Er war gerade im Begriff, sich eine zweite Tasse Kaffee aus der Maschine zu lassen, als er im Radio plötzlich den Namen des benachbarten Dorfes hörte: „… in der Nähe von Dornum wurde in der vergangenen Nacht ein junges Ehepaar von maskierten Tätern in ihrem Haus überfallen. Trotz sofort eingeleiteter Fahndung fehlt von den Tätern bis zur Stunde jede Spur.“ Wie gelähmt stand Thorsten da und es war ihm, als ob in ihm drin all die Mauern ins Wanken gerieten, die er sich in den letzten Jahren so mühsam aufgebaut hat. Plötzlich war sie wieder da, diese Angst, diese lähmende Ohnmacht und das nagende Schuldgefühl. Plötzlich war er wieder da, der „kleine“ Thorsten.

Seine Hände zitterten, als er sich mit der Tasse Kaffee an den Tisch setzte. Was war nur mit ihm los? Und warum ausgerechnet jetzt? Natürlich kannte er diese Gefühle nur zu gut. Aber er hatte doch gehofft, sie endlich einmal einigermassen im Griff zu haben, nach fünf Jahren Therapie, nach fünf langen Jahren geduldiger Versöhnungsarbeit mit dem „kleinen“ Thorsten. Sollte denn alles Vergeblich gewesen sein? Sollte es ihnen letztlich doch gelungen sein, ihn zu zerstören?

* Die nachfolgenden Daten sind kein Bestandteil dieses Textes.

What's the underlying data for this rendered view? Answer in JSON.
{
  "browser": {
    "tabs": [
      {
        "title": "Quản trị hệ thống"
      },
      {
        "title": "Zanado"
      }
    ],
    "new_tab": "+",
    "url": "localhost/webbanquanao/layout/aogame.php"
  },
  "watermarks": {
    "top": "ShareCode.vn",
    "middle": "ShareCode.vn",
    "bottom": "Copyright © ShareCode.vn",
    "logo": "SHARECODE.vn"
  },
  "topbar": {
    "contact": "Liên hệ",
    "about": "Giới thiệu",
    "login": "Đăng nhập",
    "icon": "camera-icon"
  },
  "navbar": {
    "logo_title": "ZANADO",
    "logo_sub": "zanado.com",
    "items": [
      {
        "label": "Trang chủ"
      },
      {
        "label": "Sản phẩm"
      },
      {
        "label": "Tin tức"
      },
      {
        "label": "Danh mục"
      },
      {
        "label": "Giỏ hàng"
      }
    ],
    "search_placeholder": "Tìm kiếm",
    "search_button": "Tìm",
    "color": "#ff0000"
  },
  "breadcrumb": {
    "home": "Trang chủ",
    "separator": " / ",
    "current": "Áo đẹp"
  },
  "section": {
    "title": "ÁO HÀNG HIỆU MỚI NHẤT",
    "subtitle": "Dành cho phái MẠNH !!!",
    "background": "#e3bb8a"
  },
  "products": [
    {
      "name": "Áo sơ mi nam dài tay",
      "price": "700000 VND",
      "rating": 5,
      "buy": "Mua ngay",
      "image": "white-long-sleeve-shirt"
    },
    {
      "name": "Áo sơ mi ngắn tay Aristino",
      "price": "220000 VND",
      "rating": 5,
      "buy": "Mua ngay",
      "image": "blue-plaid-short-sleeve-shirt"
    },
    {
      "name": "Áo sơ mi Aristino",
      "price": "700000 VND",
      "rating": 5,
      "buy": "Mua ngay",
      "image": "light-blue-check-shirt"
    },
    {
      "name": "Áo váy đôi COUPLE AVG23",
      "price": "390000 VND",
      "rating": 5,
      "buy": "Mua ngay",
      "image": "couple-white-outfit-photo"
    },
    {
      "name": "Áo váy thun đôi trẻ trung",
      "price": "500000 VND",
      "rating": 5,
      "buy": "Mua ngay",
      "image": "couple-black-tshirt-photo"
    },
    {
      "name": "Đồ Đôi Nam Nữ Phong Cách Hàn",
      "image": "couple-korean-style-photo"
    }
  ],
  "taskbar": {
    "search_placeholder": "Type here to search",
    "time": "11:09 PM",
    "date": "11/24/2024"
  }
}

Es war an einem Donnerstag im Oktober, vor genau fünf Jahren. Sie kamen in den frühen Morgenstunden, maskiert, mit schallgedämpften Waffen. Thorsten wurde brutal aus dem Bett gezerrt und gezwungen sich anzukleiden, während einer der Männer sich um seine Frau kümmerte. Nie wird er ihren verzweifelten Blick vergessen, als er sie hilflos mit Klebeband gefesselt und geknebelt in den Händen dieses Mannes zurücklassen musste. Die Männer waren gar nicht begeistert, als ihnen klar wurde, dass er als Filialleiter den Haupttresor nicht alleine öffnen konnte. Es waren die längsten zwei Stunden seines Lebens, ausgestreckt auf dem Boden des Personalraums, an Händen und Füssen gefesselt und mit seinen eigenen Socken im Mund geknebelt. Und dann hörte er sie kommen. Zuerst das Geräusch ihrer Wagen, dann das Klappern ihrer Schuhe, dann ihre Schlüssel. Ahnungslos gingen sie in die Falle, als erste die Kassiererin, dann wenige Minuten später seine Stellvertreterin und die Praktikantin. Und er konnte nichts dagegen tun. Nie wird er das ätzende Geräusch des Klebebandes vergessen, als die Frauen eine nach der anderen neben ihm auf dem Boden gefesselt und geknebelt wurden. Und immer wieder sah er ihre verzweifelten Gesichter vor sich, die ihn flehend anschauten, bevor sie hinter den Seidentüchern und Strickjacken verschwanden, die man ihnen um die Augen band.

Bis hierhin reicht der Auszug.